Hello humans! I am so thrilled to be finally writing this book review (it has been one of those reviews that I’ve had sorted in my head for a while but have yet to put metaphorical pen to metaphorical paper). All Rights Reserved is one of the books I read when I was on holiday in Norway at the end of April and as such not only do I have the fond memories of reading a great book, but also the memories of that lovely holiday which just adds sentimental value. But it’s the book you’ve come here to hear about so it’s about time I shared my thoughts!
In a world where every word and gesture is copyrighted, patented or trademarked, one girl elects to remain silent
Speth Jime is anxious to deliver her Last Day speech and celebrate her transition into adulthood. The moment she turns fifteen, Speth must pay for every word she speaks, for every nod, for every scream and even every gesture of affection. She’s been raised to know the consequences of falling into debt, and can’t begin to imagine the pain of having her eyes shocked for speaking words that she’s unable to afford.
But when Speth’s friend Beecher commits suicide rather than work off his family’s crippling debt, she can’t express her shock and dismay without breaking her Last Day contract and sending her family into Collection. Rather than read her speech—rather than say anything at all—she closes her mouth and vows never to speak again, sparking a movement that threatens to destroy her, her family and the entire city around them.

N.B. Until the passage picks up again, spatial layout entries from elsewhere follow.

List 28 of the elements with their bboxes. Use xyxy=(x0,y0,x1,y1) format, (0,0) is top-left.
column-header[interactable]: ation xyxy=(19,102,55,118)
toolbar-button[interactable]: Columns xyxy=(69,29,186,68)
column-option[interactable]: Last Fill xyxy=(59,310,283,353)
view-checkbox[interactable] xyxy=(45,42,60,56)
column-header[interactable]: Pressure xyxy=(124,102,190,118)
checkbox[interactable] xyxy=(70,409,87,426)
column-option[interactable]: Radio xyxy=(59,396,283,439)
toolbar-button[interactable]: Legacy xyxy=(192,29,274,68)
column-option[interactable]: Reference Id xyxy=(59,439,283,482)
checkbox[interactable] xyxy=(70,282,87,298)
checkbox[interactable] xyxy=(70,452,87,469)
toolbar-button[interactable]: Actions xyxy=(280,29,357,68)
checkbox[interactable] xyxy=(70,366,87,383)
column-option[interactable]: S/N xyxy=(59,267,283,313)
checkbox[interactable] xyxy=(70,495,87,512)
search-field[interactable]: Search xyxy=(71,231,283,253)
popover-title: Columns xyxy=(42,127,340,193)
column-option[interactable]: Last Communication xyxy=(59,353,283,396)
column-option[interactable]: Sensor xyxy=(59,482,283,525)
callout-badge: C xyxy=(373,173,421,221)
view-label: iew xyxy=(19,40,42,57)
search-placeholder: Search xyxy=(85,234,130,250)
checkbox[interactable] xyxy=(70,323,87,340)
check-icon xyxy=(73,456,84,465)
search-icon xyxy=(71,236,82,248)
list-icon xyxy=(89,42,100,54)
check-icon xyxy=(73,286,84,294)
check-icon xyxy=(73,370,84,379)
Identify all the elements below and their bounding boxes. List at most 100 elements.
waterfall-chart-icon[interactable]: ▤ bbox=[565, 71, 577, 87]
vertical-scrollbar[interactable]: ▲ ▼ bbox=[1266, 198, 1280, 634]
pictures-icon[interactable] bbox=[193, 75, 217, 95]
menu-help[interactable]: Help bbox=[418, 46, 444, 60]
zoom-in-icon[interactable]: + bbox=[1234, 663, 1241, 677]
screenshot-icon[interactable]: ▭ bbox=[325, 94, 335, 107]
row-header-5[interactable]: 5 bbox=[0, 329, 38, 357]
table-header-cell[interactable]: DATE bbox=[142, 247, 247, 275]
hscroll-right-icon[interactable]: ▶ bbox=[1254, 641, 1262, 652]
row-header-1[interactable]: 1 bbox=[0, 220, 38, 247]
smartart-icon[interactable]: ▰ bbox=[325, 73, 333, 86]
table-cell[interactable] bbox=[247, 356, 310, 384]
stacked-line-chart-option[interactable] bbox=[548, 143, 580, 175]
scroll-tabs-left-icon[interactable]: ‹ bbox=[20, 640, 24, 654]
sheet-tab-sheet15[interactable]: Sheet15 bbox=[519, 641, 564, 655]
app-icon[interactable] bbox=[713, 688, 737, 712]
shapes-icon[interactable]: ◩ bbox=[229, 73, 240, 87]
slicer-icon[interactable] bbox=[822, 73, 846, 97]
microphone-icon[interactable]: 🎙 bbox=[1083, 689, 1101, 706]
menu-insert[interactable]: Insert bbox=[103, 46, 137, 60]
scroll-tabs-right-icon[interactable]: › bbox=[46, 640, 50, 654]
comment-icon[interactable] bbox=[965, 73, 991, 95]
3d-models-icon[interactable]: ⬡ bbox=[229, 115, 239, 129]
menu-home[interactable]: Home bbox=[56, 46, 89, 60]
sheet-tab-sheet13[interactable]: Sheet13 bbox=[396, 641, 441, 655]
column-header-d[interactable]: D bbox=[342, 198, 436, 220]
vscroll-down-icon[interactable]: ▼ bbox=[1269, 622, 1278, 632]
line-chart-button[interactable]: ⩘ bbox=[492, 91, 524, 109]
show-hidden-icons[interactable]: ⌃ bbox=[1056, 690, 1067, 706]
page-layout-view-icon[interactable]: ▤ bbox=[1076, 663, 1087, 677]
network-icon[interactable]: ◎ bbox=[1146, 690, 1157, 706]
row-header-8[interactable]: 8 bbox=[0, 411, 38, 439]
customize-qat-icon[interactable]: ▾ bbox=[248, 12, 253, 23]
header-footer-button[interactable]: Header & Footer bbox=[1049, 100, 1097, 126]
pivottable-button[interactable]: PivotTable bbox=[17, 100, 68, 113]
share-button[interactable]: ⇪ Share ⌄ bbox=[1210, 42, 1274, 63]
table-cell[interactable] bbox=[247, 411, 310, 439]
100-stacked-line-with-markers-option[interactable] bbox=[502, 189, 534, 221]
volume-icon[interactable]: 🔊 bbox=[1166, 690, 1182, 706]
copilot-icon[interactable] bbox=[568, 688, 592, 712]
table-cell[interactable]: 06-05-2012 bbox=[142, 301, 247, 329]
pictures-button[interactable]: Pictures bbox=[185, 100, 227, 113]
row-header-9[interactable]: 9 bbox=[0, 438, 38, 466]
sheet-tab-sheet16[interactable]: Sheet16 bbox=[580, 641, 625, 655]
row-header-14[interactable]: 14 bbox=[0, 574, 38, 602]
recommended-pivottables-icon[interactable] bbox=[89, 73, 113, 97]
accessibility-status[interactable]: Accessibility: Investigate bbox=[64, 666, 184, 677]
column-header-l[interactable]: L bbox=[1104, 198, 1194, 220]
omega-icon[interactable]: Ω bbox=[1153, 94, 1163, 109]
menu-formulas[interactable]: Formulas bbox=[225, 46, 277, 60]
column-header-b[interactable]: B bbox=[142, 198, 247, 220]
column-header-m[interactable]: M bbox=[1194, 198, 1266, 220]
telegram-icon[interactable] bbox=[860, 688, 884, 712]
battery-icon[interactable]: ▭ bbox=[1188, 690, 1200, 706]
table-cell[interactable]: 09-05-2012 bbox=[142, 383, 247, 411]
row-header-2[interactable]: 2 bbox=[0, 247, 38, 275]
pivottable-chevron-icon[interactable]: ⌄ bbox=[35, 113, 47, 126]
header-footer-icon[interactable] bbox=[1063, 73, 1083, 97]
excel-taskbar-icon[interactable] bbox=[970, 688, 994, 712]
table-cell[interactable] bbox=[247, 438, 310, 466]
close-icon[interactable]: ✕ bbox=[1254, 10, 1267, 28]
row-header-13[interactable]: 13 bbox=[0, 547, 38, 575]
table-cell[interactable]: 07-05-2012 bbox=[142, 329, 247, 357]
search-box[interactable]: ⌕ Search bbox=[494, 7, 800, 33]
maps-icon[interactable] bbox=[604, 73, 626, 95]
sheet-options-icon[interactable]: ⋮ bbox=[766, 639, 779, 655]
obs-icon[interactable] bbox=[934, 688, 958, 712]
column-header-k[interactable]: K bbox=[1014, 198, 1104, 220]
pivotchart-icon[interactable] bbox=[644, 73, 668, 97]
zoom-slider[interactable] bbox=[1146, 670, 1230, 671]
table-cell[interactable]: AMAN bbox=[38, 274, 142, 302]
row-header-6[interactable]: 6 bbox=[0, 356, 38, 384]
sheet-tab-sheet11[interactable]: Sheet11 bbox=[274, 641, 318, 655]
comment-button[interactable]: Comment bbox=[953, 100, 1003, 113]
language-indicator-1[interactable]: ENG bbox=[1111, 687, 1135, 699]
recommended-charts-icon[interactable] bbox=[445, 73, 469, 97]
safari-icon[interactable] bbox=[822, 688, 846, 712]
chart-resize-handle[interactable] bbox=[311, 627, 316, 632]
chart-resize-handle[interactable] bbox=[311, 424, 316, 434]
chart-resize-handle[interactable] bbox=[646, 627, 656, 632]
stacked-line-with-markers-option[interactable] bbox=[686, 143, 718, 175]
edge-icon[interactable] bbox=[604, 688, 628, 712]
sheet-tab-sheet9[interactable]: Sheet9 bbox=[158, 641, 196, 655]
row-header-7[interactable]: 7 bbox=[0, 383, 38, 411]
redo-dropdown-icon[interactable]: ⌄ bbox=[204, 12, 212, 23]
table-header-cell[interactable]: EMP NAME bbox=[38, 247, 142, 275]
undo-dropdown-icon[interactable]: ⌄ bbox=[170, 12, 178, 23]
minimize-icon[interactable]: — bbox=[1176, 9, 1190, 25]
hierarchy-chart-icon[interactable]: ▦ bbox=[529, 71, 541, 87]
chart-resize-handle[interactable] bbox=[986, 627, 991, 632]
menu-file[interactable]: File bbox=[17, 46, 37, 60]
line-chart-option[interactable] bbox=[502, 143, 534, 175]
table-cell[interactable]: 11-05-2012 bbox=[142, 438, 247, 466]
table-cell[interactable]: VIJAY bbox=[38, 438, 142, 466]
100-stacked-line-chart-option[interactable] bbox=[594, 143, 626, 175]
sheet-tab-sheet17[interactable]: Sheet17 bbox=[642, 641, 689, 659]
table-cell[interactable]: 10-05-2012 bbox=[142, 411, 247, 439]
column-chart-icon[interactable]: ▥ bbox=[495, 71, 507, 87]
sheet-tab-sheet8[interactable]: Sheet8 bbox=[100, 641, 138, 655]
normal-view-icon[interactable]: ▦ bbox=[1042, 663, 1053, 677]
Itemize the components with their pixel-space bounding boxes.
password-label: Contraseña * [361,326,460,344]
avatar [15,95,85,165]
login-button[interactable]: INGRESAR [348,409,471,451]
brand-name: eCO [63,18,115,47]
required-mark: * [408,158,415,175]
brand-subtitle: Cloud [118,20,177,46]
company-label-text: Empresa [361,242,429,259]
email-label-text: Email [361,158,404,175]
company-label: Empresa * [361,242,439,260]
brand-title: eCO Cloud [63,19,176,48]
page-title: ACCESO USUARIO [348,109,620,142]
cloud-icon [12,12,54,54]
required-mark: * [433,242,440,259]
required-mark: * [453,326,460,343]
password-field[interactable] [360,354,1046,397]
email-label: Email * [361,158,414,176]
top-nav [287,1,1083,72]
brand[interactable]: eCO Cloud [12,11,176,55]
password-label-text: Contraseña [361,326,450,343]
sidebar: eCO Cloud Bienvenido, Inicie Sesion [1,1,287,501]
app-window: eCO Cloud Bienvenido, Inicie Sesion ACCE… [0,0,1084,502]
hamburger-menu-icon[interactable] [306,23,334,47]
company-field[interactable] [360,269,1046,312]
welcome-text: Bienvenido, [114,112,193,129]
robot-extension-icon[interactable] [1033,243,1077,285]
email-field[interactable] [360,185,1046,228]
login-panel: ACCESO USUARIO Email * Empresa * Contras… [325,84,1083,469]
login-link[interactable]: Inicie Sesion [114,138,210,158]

Of all the dystopian novels I have read, and boy oh boy have there been a lot, this is one of my all-time favourites. This is one of those books that seeps into your life as you’re reading it. I’m not exaggerating in any way when I say that I had to take little breaks from reading this to talk to my husband, just to remind myself that I could talk without fear of going into debt. That’s just how immersed I was in this.
In a book where your main character literally says nothing nor outwardly communicates it would be easy to make her completely unrelatable to the reader. However, Speth’s voice in her internal monologue is so strong that I couldn’t help but relate to her. In a way, I would argue she develops more than characters who use dialogue as everything the reader learns about the character they have to either learn directly from her or infer from context. What I most appreciated about Speth’s character is nothing ever felt forced for her, her decision to not speak comes quite early on in the book, but it is still set up so that it makes sense for her character. Her subsequent actions, though they still have that unlikelihood of any fictional story, nevertheless make sense and her reactions to them are clear, despite the lack of outward communication. This felt a surprisingly believable story for what could have just been a heavy concept book.
I know some people have found the worldbuilding to be a little lacking, I personally don’t recall feeling that way while reading, perhaps because, instead of dealing in large swathes of information, the author opts to put in small details which make the world feel fleshed out. One example of this which struck me was people searching the word market (sort of like the stock market) for cheap words that sound similar to others, to allow them to converse for a lower fee. I can see how some of the larger concepts, such as sponsorship of individuals, weren’t as fleshed out as they could have been, but this still felt like a complete world to me.
Because so much of this book is internalised, there aren’t too many side characters to talk about. I thought that the relationship between Speth and her siblings was well done, again the way they react to certain events feels very true to this specific kind of strange family dynamic. I’ll be interested to see if the side characters get more of a look-in in the later book(s) in the series as I think that would be an interesting perspective to explore.
This is a strong conceptual novel that still manages to pull off some very tricky character-based plot. I would recommend it to anyone who is looking for a different kind of dystopian novel, one that isn’t focussed on violence or combat (not that there’s anything wrong with those books) but instead explores consumerism and communication. Perhaps afterwards you will, as I did, find yourself measuring how many words you use and trying to guess just how in debt you would be in this world? Definitely not a world this blabbermouth would be able to inhabit safely!
My rating: 5/5 stars
I received a digital advanced review copy of this book from the publisher via NetGalley in exchange for an honest review. All opinions are my own.